The proposal to enlarge the All England Club’s facilities, where the Wimbledon tournament takes place, has been given the go-ahead by leaders of the nearby council.
On Thursday evening, the development and planning application committee of Merton council made the decision to grant approval for the expansion of the tennis complex.
A representative for the borough of south-west London announced that the independent planning committee, consisting of councillors from all political parties, has voted to approve the All England Lawn Tennis Ground’s (AELTG) application for expanding their Wimbledon site. This decision was made after reviewing the officer’s report, relevant submissions, and the applicable planning guidelines.
During the four-hour meeting in south London, it was reported that Merton council had received over 2,000 letters opposing the proposed construction of a new show court and 38 additional grass courts. These objections were based on the belief that these designs violated a covenant prohibiting building on the Grade II* listed parkland.
The Conservative Member of Parliament for Wimbledon, Stephen Hammond, expressed his desire for a new app that would benefit both the AELTC and the local community. He also criticized the current plans for their inclusion of construction on the park, calling them “unsuitable.”
A member of the Save Wimbledon Park organization expressed concerns at the gathering, stating that the proposed plans would result in the removal of hundreds of trees and labeling it as “a forceful and unsuitable commercial development.” The AELTC countered by stating that new trees would be planted.
During a meeting, Sally Bolton, the CEO of AELTC, stated that their plan would bring about a major change in the world of sports for London, comparable to the impact of the 2012 Olympics. She expressed concern that SW19 may lag behind other major tournaments because it is the only one to hold its qualifying event at a separate location in Roehampton. Additionally, she mentioned that this transformation could lead to an increase in tourism and job opportunities, benefiting the local economy.
The All England Club has had a goal of expanding onto the golf course for quite some time. According to its executives, growth and modernization are necessary in order to maintain its position as the oldest and most prestigious championship in the world, ahead of its grand slam competitors.
The estate will nearly triple in size under the approved plan, allowing for more grass courts and a larger crowd capacity. Additionally, the club will have the opportunity to construct additional corporate hospitality facilities on their current property, potentially generating more revenue.
In contrast, the US Open in New York invested £465m in its secondary court, the Louis Armstrong, which now holds 14,061 spectators. This is in addition to the main Arthur Ashe stadium, which has 22,547 seats, 90 luxury corporate suites, five restaurants, and a two-story players’ lounge. In comparison, Wimbledon’s center court has 14,979 seats and does not have any corporate boxes.

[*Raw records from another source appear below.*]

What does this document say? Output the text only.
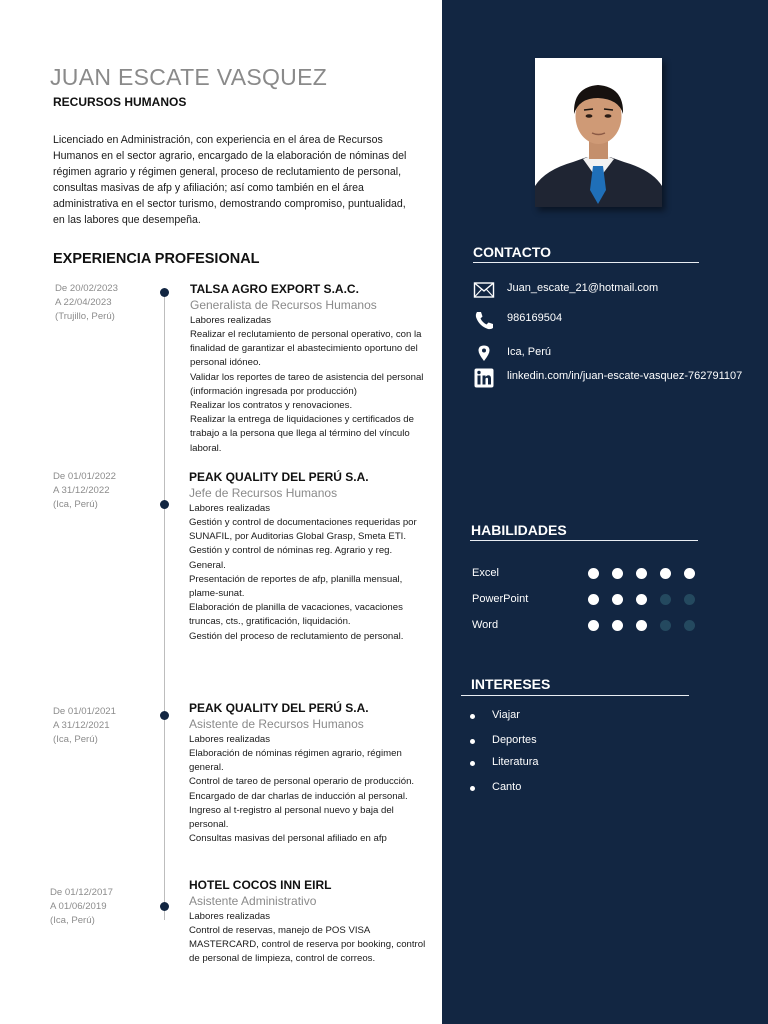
JUAN ESCATE VASQUEZ
RECURSOS HUMANOS
Licenciado en Administración, con experiencia en el área de Recursos Humanos en el sector agrario, encargado de la elaboración de nóminas del régimen agrario y régimen general, proceso de reclutamiento de personal, consultas masivas de afp y afiliación; así como también en el área administrativa en el sector turismo, demostrando compromiso, puntualidad, en las labores que desempeña.
EXPERIENCIA PROFESIONAL
De 20/02/2023
A 22/04/2023
(Trujillo, Perú)
TALSA AGRO EXPORT S.A.C.
Generalista de Recursos Humanos
Labores realizadas
Realizar el reclutamiento de personal operativo, con la finalidad de garantizar el abastecimiento oportuno del personal idóneo.
Validar los reportes de tareo de asistencia del personal (información ingresada por producción)
Realizar los contratos y renovaciones.
Realizar la entrega de liquidaciones y certificados de trabajo a la persona que llega al término del vínculo laboral.
De 01/01/2022
A 31/12/2022
(Ica, Perú)
PEAK QUALITY DEL PERÚ S.A.
Jefe de Recursos Humanos
Labores realizadas
Gestión y control de documentaciones requeridas por SUNAFIL, por Auditorias Global Grasp, Smeta ETI.
Gestión y control de nóminas reg. Agrario y reg. General.
Presentación de reportes de afp, planilla mensual, plame-sunat.
Elaboración de planilla de vacaciones, vacaciones truncas, cts., gratificación, liquidación.
Gestión del proceso de reclutamiento de personal.
De 01/01/2021
A 31/12/2021
(Ica, Perú)
PEAK QUALITY DEL PERÚ S.A.
Asistente de Recursos Humanos
Labores realizadas
Elaboración de nóminas régimen agrario, régimen general.
Control de tareo de personal operario de producción.
Encargado de dar charlas de inducción al personal.
Ingreso al t-registro al personal nuevo y baja del personal.
Consultas masivas del personal afiliado en afp
De 01/12/2017
A 01/06/2019
(Ica, Perú)
HOTEL COCOS INN EIRL
Asistente Administrativo
Labores realizadas
Control de reservas, manejo de POS VISA MASTERCARD, control de reserva por booking, control de personal de limpieza, control de correos.
CONTACTO
Juan_escate_21@hotmail.com
986169504
Ica, Perú
linkedin.com/in/juan-escate-vasquez-762791107
HABILIDADES
Excel
PowerPoint
Word
INTERESES
Viajar
Deportes
Literatura
Canto
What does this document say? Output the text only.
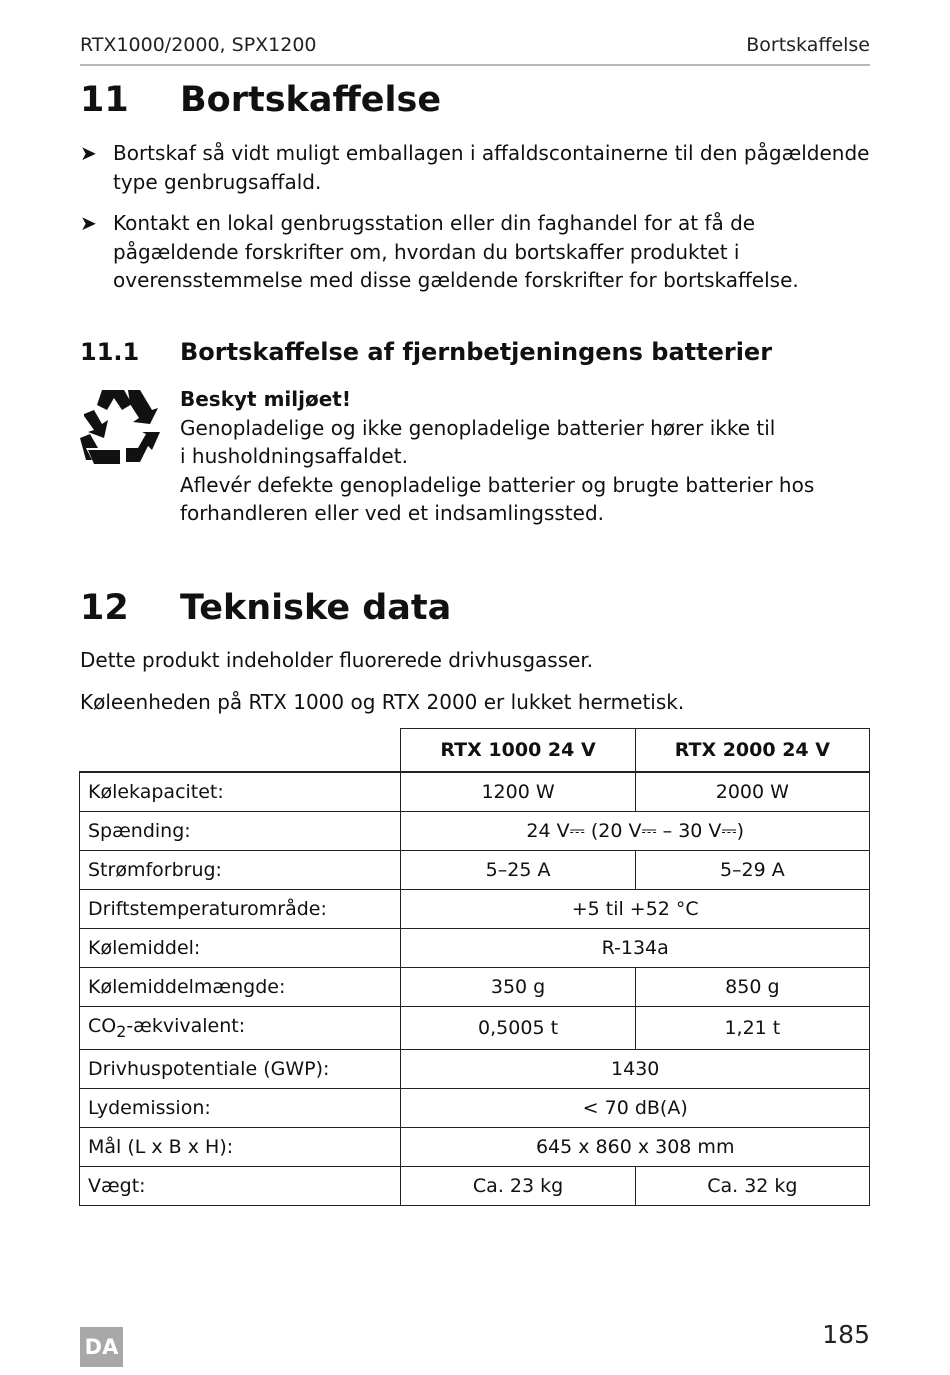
RTX1000/2000, SPX1200	Bortskaffelse
11 Bortskaffelse
➤ Bortskaf så vidt muligt emballagen i affaldscontainerne til den pågældende type genbrugsaffald.
➤ Kontakt en lokal genbrugsstation eller din faghandel for at få de pågældende forskrifter om, hvordan du bortskaffer produktet i overensstemmelse med disse gældende forskrifter for bortskaffelse.
11.1 Bortskaffelse af fjernbetjeningens batterier
Beskyt miljøet!
Genopladelige og ikke genopladelige batterier hører ikke til
i husholdningsaffaldet.
Aflevér defekte genopladelige batterier og brugte batterier hos
forhandleren eller ved et indsamlingssted.
12 Tekniske data
Dette produkt indeholder fluorerede drivhusgasser.
Køleenheden på RTX 1000 og RTX 2000 er lukket hermetisk.
	RTX 1000 24 V	RTX 2000 24 V
Kølekapacitet:	1200 W	2000 W
Spænding:	24 V⎓ (20 V⎓ – 30 V⎓)	
Strømforbrug:	5–25 A	5–29 A
Driftstemperaturområde:	+5 til +52 °C	
Kølemiddel:	R-134a	
Kølemiddelmængde:	350 g	850 g
$CO_2$-ækvivalent:	0,5005 t	1,21 t
Drivhuspotentiale (GWP):	1430	
Lydemission:	< 70 dB(A)	
Mål (L x B x H):	645 x 860 x 308 mm	
Vægt:	Ca. 23 kg	Ca. 32 kg
DA	185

The proposed development consists of a “Parkland show court” that is 95 meters in length, 28 meters in height, and can accommodate 8,000 people. This court will be located on the land originally designed by landscape architect Capability Brown for the first Earl Spencer in 1768. Additionally, there will be 38 ground courts, various support structures, and 9.4 kilometers of roads and paths built on the protected land.
In 1993, the All England Club purchased the ownership of the golf course from Merton borough council for £5.2m. As part of the agreement, a legal obligation was put in place to ensure that the land could only be used for leisure or recreational purposes, or as an open space.
The club leased the land to Wimbledon Park Golf Club until 2041. The tennis club wanted to expand the championships and have preliminary matches on site, so they offered the golf club £65m to buy out the lease and increase the space they could use.
In 2018, the agreement was approved by members of the golf club, which included Piers Morgan, Ant McPartlin, Declan Donnelly, and Lord O’Donnell. Each member received a windfall of £85,000.
The organizers pledged to build a “top-notch structure that complements the natural beauty of the area and honors the site’s significant past.” They also stated that it would further establish their reputation for “tennis in a picturesque English garden.”
However, in the past year, Liberal Democrat councillors put forth a proposal that would have mandated the council to uphold the covenants and halt the construction of the stadium. This proposal was backed by Conservative councillors.
Nevertheless, the council’s Labour members, who make up the majority, revised the proposal to declare that the covenants should be honored rather than enforced.